Hollywood and Big Tobacco collide

On a screen that glamorizes smoking, 'The Insider' finds a villain

Who can forget Humphrey Bogart - Bogie - with a cigarette dangling out of his mouth at Rick's Cafe? Or a suave-looking Robert Montgomery plugging Lucky Strikes? More recently, it's been Nicholas Cage or Kate Winslett or Gwyneth Paltrow - almost every Hollywood protagonist, in fact - puffing away.

Now, however, a new movie is out that portrays smoking and the cigarette industry in a different light - one that is creating a rare rift between Hollywood and Big Tobacco.

In "The Insider," a whistle-blower agrees to testify about incriminating research done by a tobacco company on the effects of smoking and tell all on the CBS show "60 Minutes," despite a judge's gag order and, according to the movie, death threats against his family.

The company feels it's being accused of criminal conduct in a "docudrama" - and is considering filing a libel suit. If Brown & Williamson does take action, it will mark an ironic twist in the relationship between tobacco and an industry that has always glamorized smoking, to the point of being almost an unofficial marketer of cigarettes.

To this day, smoking on the big screen remains ubiquitous. For the 1997-98 movie season, the American Lung Association found that tobacco was used in 88 percent of movies and by 74 percent of the leads. ALA concluded this was among the most smoke-filled of the decade. In one of the most alarming trends, tobacco use increased among movies aimed at pre-teens and early teens, the PG rating.

"Tobacco has a pretty significant presence," says Sacramento, Calif.-based Natasha Lumpkin, director of the ALA's annual survey.

In fact, in most movies, tobacco is usually portrayed in a favorable light. "Filmmakers show them as stress relieving, glamorous, and a normal thing that people do," says Ernie Franck, president of the ALA.

Bill Novelli, head of the Campaign for Tobacco-Free Kids, has tried to get Hollywood directors to reduce their tobacco use. "They say 'Don't muck with our creative license.' We're real wary about taking these guys on."

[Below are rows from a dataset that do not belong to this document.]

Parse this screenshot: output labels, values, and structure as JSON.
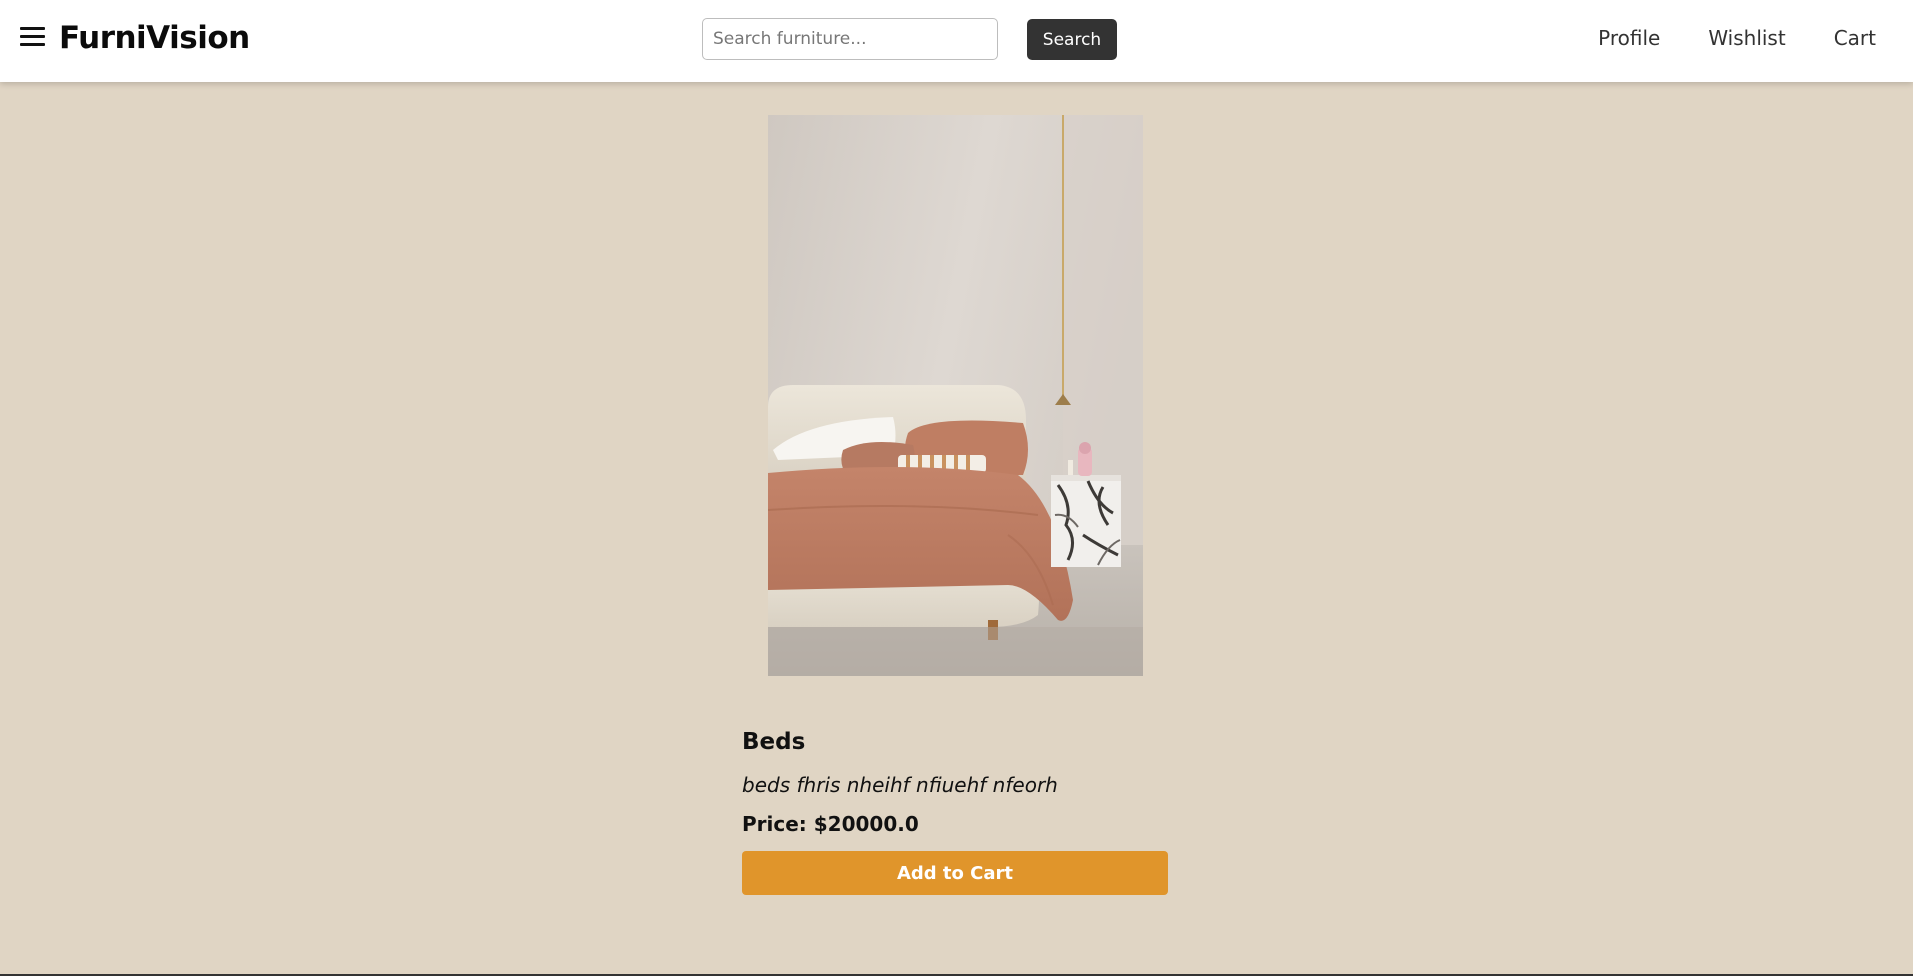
{
  "header": {
    "brand": "FurniVision",
    "menu_icon": "hamburger-menu-icon",
    "search": {
      "placeholder": "Search furniture...",
      "value": "",
      "button_label": "Search"
    },
    "nav": [
      "Profile",
      "Wishlist",
      "Cart"
    ]
  },
  "product": {
    "image_icon": "bed-photo",
    "name": "Beds",
    "description": "beds fhris nheihf nfiuehf nfeorh",
    "price": "Price: $20000.0",
    "add_to_cart_label": "Add to Cart"
  },
  "colors": {
    "background": "#e0d5c4",
    "header": "#ffffff",
    "search_button": "#333333",
    "accent": "#e0952b"
  }
}
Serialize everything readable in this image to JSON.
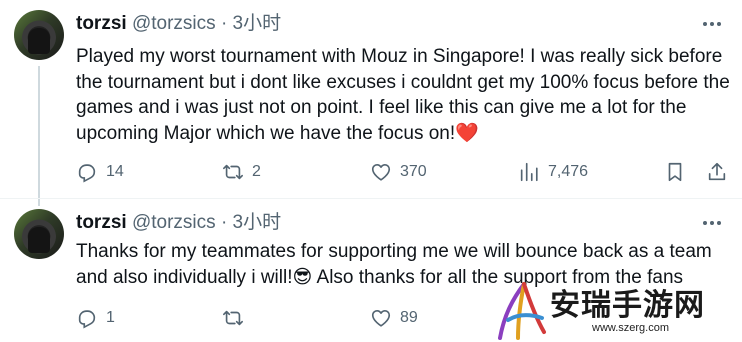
{
  "tweets": [
    {
      "name": "torzsi",
      "handle": "@torzsics",
      "dot": "·",
      "time": "3小时",
      "text": "Played my worst tournament with Mouz in Singapore! I was really sick before the tournament but i dont like excuses i couldnt get my 100% focus before the games and i was just not on point. I feel like this can give me a lot for the upcoming Major which we have the focus on!",
      "emoji": "❤️",
      "replies": "14",
      "retweets": "2",
      "likes": "370",
      "views": "7,476"
    },
    {
      "name": "torzsi",
      "handle": "@torzsics",
      "dot": "·",
      "time": "3小时",
      "text_before_emoji": "Thanks for my teammates for supporting me we will bounce back as a team and also individually i will!",
      "emoji": "😎",
      "text_after_emoji": " Also thanks for all the support from the fans",
      "replies": "1",
      "retweets": "",
      "likes": "89"
    }
  ],
  "watermark": {
    "text": "安瑞手游网",
    "url": "www.szerg.com"
  },
  "colors": {
    "text": "#0f1419",
    "secondary": "#536471",
    "heart": "#f91880",
    "thread_line": "#cfd9de"
  }
}
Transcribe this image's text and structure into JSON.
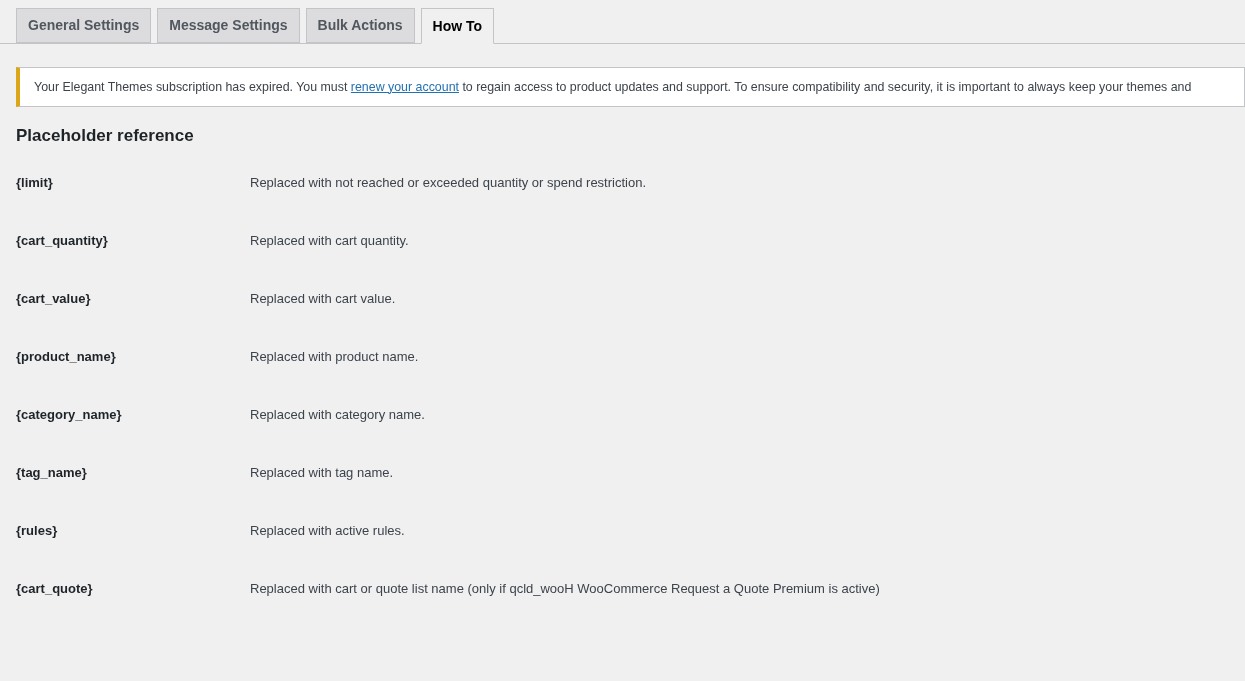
{
  "tabs": [
    {
      "label": "General Settings",
      "selected": false
    },
    {
      "label": "Message Settings",
      "selected": false
    },
    {
      "label": "Bulk Actions",
      "selected": false
    },
    {
      "label": "How To",
      "selected": true
    }
  ],
  "notice": {
    "text_before": "Your Elegant Themes subscription has expired. You must ",
    "link": "renew your account",
    "text_after": " to regain access to product updates and support. To ensure compatibility and security, it is important to always keep your themes and"
  },
  "heading": "Placeholder reference",
  "placeholders": [
    {
      "name": "{limit}",
      "description": "Replaced with not reached or exceeded quantity or spend restriction."
    },
    {
      "name": "{cart_quantity}",
      "description": "Replaced with cart quantity."
    },
    {
      "name": "{cart_value}",
      "description": "Replaced with cart value."
    },
    {
      "name": "{product_name}",
      "description": "Replaced with product name."
    },
    {
      "name": "{category_name}",
      "description": "Replaced with category name."
    },
    {
      "name": "{tag_name}",
      "description": "Replaced with tag name."
    },
    {
      "name": "{rules}",
      "description": "Replaced with active rules."
    },
    {
      "name": "{cart_quote}",
      "description": "Replaced with cart or quote list name (only if qcld_wooH WooCommerce Request a Quote Premium is active)"
    }
  ]
}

So why is Brown & Williamson upset over one movie? Mark Smith, a spokesman for Louisville, Ky.-based Brown & Williamson, says Disney sent its stars on a nationwide tour, where "they have purported that 'The Insider' is a true story when in fact it is fiction."

The end of the movie says it is based on a true story - with added dramatic effects. Some of those dramatic effects have the tobacco company reeling.

The movie is about Jeffrey Wigand, a top researcher at the company. After being fired, he ultimately agrees to testify against Brown & Williamson and talk to "60 Minutes." That much is true. But then the movie shows Mr. Wigand receiving a death threat and finding a bullet in his mailbox.

Brown & Williamson says those threat scenes are total fiction. On its Web site, it has posted an FBI search warrant, which shows the local agents believed Wigand had posted the threats himself so perhaps CBS would continue to provide him with security.

Ken Paulson, executive director of the First Amendment Center in Nashville, Tenn., says films have taken liberty with facts for decades. "The test is whether the embellished material is strictly ornamental or new facts that don't exist. You have to sit down with the entire public record and say, 'Would the public have a different impression after seeing the movie?' "

That's what Brown & Williamson is doing. After the movie opened last weekend, it started surveying moviegoers to see what impact the film had on the company's image.

"We have hired a national polling firm to attempt to find out what damages we have incurred," says Mr. Smith.

One of those surveyed was Luanne Nyberg, who saw the movie in Edina, Minn. At first she thought the survey was from Disney. But, she quickly surmised that it came from the tobacco company when she was asked: Was your impression of the company more favorable or less favorable after seeing the movie?

"I was quite amazed at the survey," says Ms. Nyberg, who worked with former Minnesota Attorney General Hubert Humphrey on his antitobacco litigation.

This would not be the first time the subject of a docudrama sued. After "Missing," a movie about the death of an American in Chile, then-US Ambassador Nathaniel Davis sued because he felt the movie made him appear involved in the death. He lost the lawsuit.

"Movies tend to be not very good vehicles for bringing lawsuits. The public does not want big public entities curtailing artistic license in serious movies," says Bruce Sanford, a libel lawyer in Washington and author of a recent book, "Don't Kill the Messenger."

However, another lawyer who does First Amendment work warns that if a movie portrays a named entity as engaging in criminal conduct, "the word docudrama won't save it." He adds, "I think it would be a hard sell for Disney people to say, 'We did not expect people to take this literally.' " Disney did not return repeated phone calls.